Masaryk University, Faculty of Science, National Centre
for Biomolecular Research, Kotlářská 2, 61137 Brno, Czech Republic
Backbone dynamics of mouse major urinary protein I (MUP-I)
was studied by NMR relaxation. Data were collected for a complex of MUP-I with
its natural
pheromonal ligand, 2-sec-4,5-dihydrothiazole, and for the
free protein. The measured relaxation rates were analyzed using the spectral
density mapping.
Graphical analysis of the spectral density values pro- vided
an unbiased qualitative picture of the internal motions. Varying temperature
greatly improved reliability of the analysis.

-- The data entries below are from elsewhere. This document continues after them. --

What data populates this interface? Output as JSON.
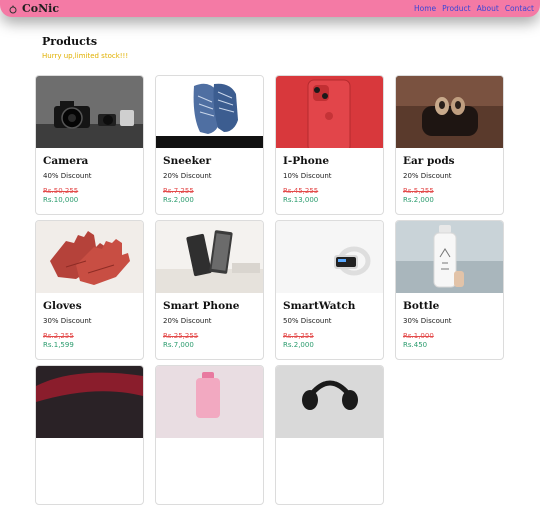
{
  "navbar": {
    "brand": "CoNic",
    "links": [
      "Home",
      "Product",
      "About",
      "Contact"
    ]
  },
  "section": {
    "title": "Products",
    "note": "Hurry up,limited stock!!!"
  },
  "products": [
    {
      "name": "Camera",
      "discount": "40% Discount",
      "old_price": "Rs.50,255",
      "new_price": "Rs.10,000"
    },
    {
      "name": "Sneeker",
      "discount": "20% Discount",
      "old_price": "Rs.7,255",
      "new_price": "Rs.2,000"
    },
    {
      "name": "I-Phone",
      "discount": "10% Discount",
      "old_price": "Rs.45,255",
      "new_price": "Rs.13,000"
    },
    {
      "name": "Ear pods",
      "discount": "20% Discount",
      "old_price": "Rs.5,255",
      "new_price": "Rs.2,000"
    },
    {
      "name": "Gloves",
      "discount": "30% Discount",
      "old_price": "Rs.2,255",
      "new_price": "Rs.1,599"
    },
    {
      "name": "Smart Phone",
      "discount": "20% Discount",
      "old_price": "Rs.25,255",
      "new_price": "Rs.7,000"
    },
    {
      "name": "SmartWatch",
      "discount": "50% Discount",
      "old_price": "Rs.5,255",
      "new_price": "Rs.2,000"
    },
    {
      "name": "Bottle",
      "discount": "30% Discount",
      "old_price": "Rs.1,000",
      "new_price": "Rs.450"
    }
  ],
  "colors": {
    "navbar": "#f47aa5",
    "nav_link": "#3a46d6",
    "note": "#e0b000",
    "old_price": "#e34b4b",
    "new_price": "#2a9b6d"
  }
}
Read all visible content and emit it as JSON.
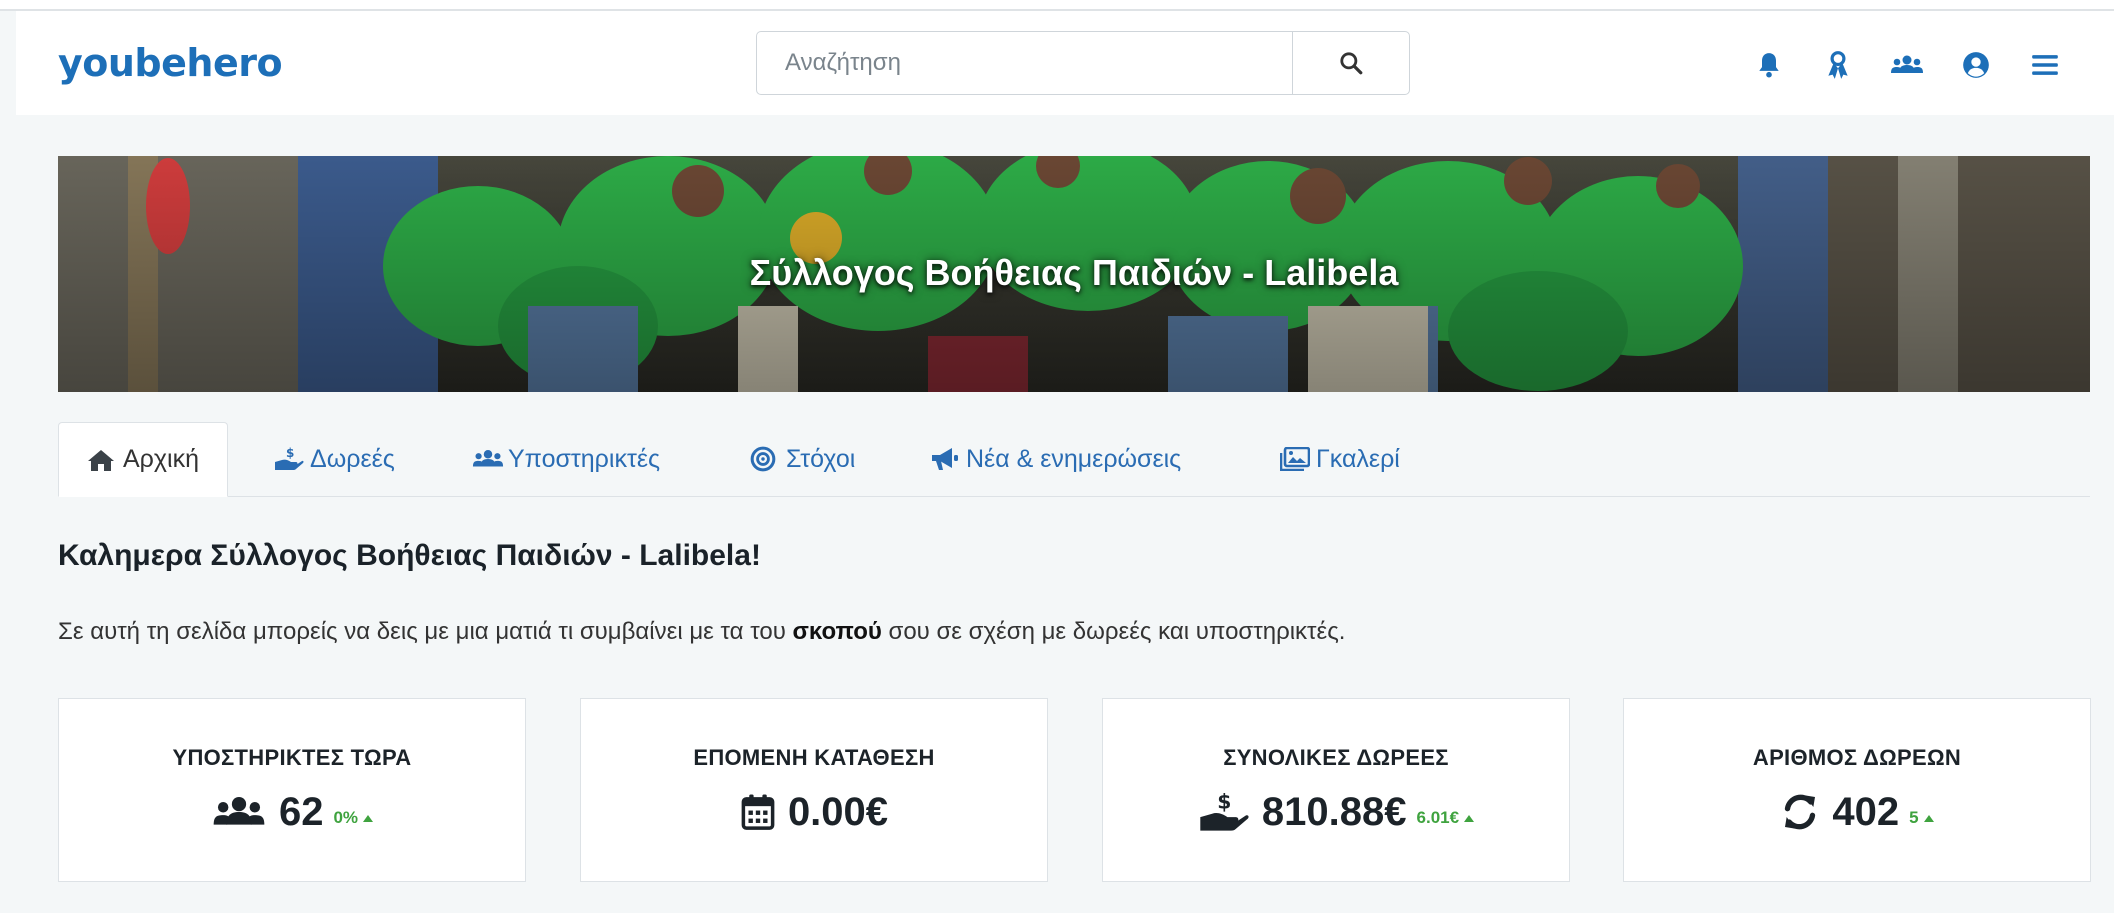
{
  "header": {
    "logo": "youbehero",
    "search_placeholder": "Αναζήτηση",
    "icons": [
      "bell-icon",
      "ribbon-icon",
      "users-icon",
      "user-circle-icon",
      "menu-icon"
    ]
  },
  "banner": {
    "title": "Σύλλογος Βοήθειας Παιδιών - Lalibela"
  },
  "tabs": [
    {
      "label": "Αρχική",
      "icon": "home-icon",
      "active": true
    },
    {
      "label": "Δωρεές",
      "icon": "donate-hand-icon"
    },
    {
      "label": "Υποστηρικτές",
      "icon": "users-icon"
    },
    {
      "label": "Στόχοι",
      "icon": "target-icon"
    },
    {
      "label": "Νέα & ενημερώσεις",
      "icon": "megaphone-icon"
    },
    {
      "label": "Γκαλερί",
      "icon": "gallery-icon"
    }
  ],
  "greeting": "Καλημερα Σύλλογος Βοήθειας Παιδιών - Lalibela!",
  "description": {
    "before": "Σε αυτή τη σελίδα μπορείς να δεις με μια ματιά τι συμβαίνει με τα του ",
    "bold": "σκοπού",
    "after": " σου σε σχέση με δωρεές και υποστηρικτές."
  },
  "stats": [
    {
      "label": "ΥΠΟΣΤΗΡΙΚΤΕΣ ΤΩΡΑ",
      "value": "62",
      "delta": "0%",
      "icon": "users-icon"
    },
    {
      "label": "ΕΠΟΜΕΝΗ ΚΑΤΑΘΕΣΗ",
      "value": "0.00€",
      "delta": "",
      "icon": "calendar-icon"
    },
    {
      "label": "ΣΥΝΟΛΙΚΕΣ ΔΩΡΕΕΣ",
      "value": "810.88€",
      "delta": "6.01€",
      "icon": "donate-hand-icon"
    },
    {
      "label": "ΑΡΙΘΜΟΣ ΔΩΡΕΩΝ",
      "value": "402",
      "delta": "5",
      "icon": "refresh-icon"
    }
  ],
  "colors": {
    "brand": "#1d6fb8",
    "link": "#2a6cb3",
    "positive": "#3fa33f",
    "banner_shirts": "#2fb34a"
  }
}
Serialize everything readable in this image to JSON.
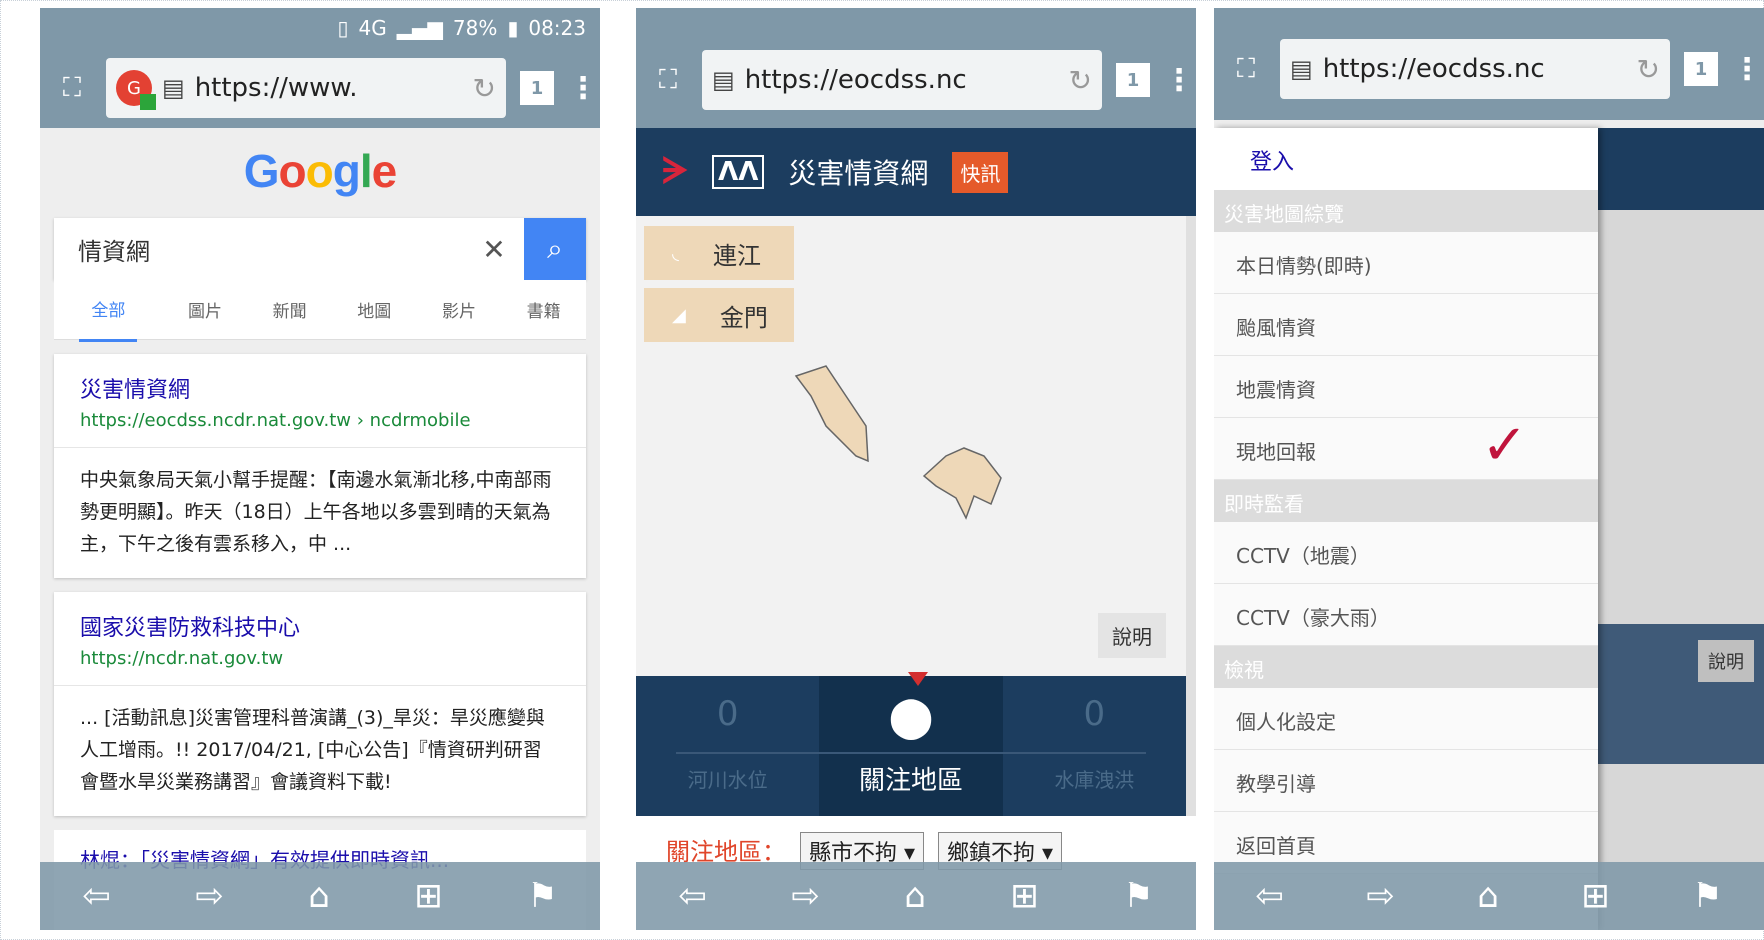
{
  "p1": {
    "status": {
      "network": "4G",
      "battery": "78%",
      "time": "08:23"
    },
    "url": "https://www.",
    "tab_count": "1",
    "logo": [
      "G",
      "o",
      "o",
      "g",
      "l",
      "e"
    ],
    "logo_colors": [
      "#4285f4",
      "#ea4335",
      "#fbbc05",
      "#4285f4",
      "#34a853",
      "#ea4335"
    ],
    "query": "情資網",
    "tabs": [
      "全部",
      "圖片",
      "新聞",
      "地圖",
      "影片",
      "書籍"
    ],
    "results": [
      {
        "title": "災害情資網",
        "url": "https://eocdss.ncdr.nat.gov.tw › ncdrmobile",
        "snippet": "中央氣象局天氣小幫手提醒：【南邊水氣漸北移,中南部雨勢更明顯】。昨天（18日）上午各地以多雲到晴的天氣為主，下午之後有雲系移入，中 ..."
      },
      {
        "title": "國家災害防救科技中心",
        "url": "https://ncdr.nat.gov.tw",
        "snippet": "... [活動訊息]災害管理科普演講_(3)_旱災：旱災應變與人工增雨。!! 2017/04/21, [中心公告]『情資研判研習會暨水旱災業務講習』會議資料下載!"
      }
    ],
    "cut_text": "林焜：「災害情資網」有效提供即時資訊..."
  },
  "p2": {
    "url": "https://eocdss.nc",
    "tab_count": "1",
    "site_title": "災害情資網",
    "badge": "快訊",
    "regions": [
      "連江",
      "金門"
    ],
    "help": "說明",
    "stats": [
      {
        "num": "0",
        "label": "河川水位"
      },
      {
        "num": "",
        "label": "關注地區"
      },
      {
        "num": "0",
        "label": "水庫洩洪"
      }
    ],
    "filter_label": "關注地區：",
    "filter_county": "縣市不拘 ▾",
    "filter_town": "鄉鎮不拘 ▾"
  },
  "p3": {
    "url": "https://eocdss.nc",
    "tab_count": "1",
    "login": "登入",
    "sections": [
      {
        "title": "災害地圖綜覽",
        "items": [
          "本日情勢(即時)",
          "颱風情資",
          "地震情資",
          "現地回報"
        ]
      },
      {
        "title": "即時監看",
        "items": [
          "CCTV（地震）",
          "CCTV（豪大雨）"
        ]
      },
      {
        "title": "檢視",
        "items": [
          "個人化設定",
          "教學引導",
          "返回首頁"
        ]
      }
    ],
    "help": "說明"
  },
  "nav_icons": [
    "back-icon",
    "forward-icon",
    "home-icon",
    "tabs-icon",
    "bookmark-icon"
  ]
}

Quantitative parameters describing the dynamics on
picosecond to nanosecond time scale were obtained using simultaneous data
fitting at multiple
temperatures. Both qualitative and quantitative analyses
showed that the backbone flexibility on the fast time scale is slightly
increased upon
pheromone binding, in accordance with the previously
reported results. Zero-frequency spectral density values revealed
conformational changes on the
microsecond to millisecond time scale. Measurements at
different temperatures allowed to monitor temperature depencence of the
motional parameters.
Molecular dynamics simulations were performed for the free
and pheromone-bound proteins using explicite solvent. Correlation functions and
frequency-dependent order parameters were calculated from protein coordinates.
The calculated motional parameters were compared to the results of the
relaxation
measurements. Combination of experimental and simulated data
provided a datailed picture of the molecular motions.
This work was supported by Grant No. 203/00/0511 from Grant Agency of the Czech Republic.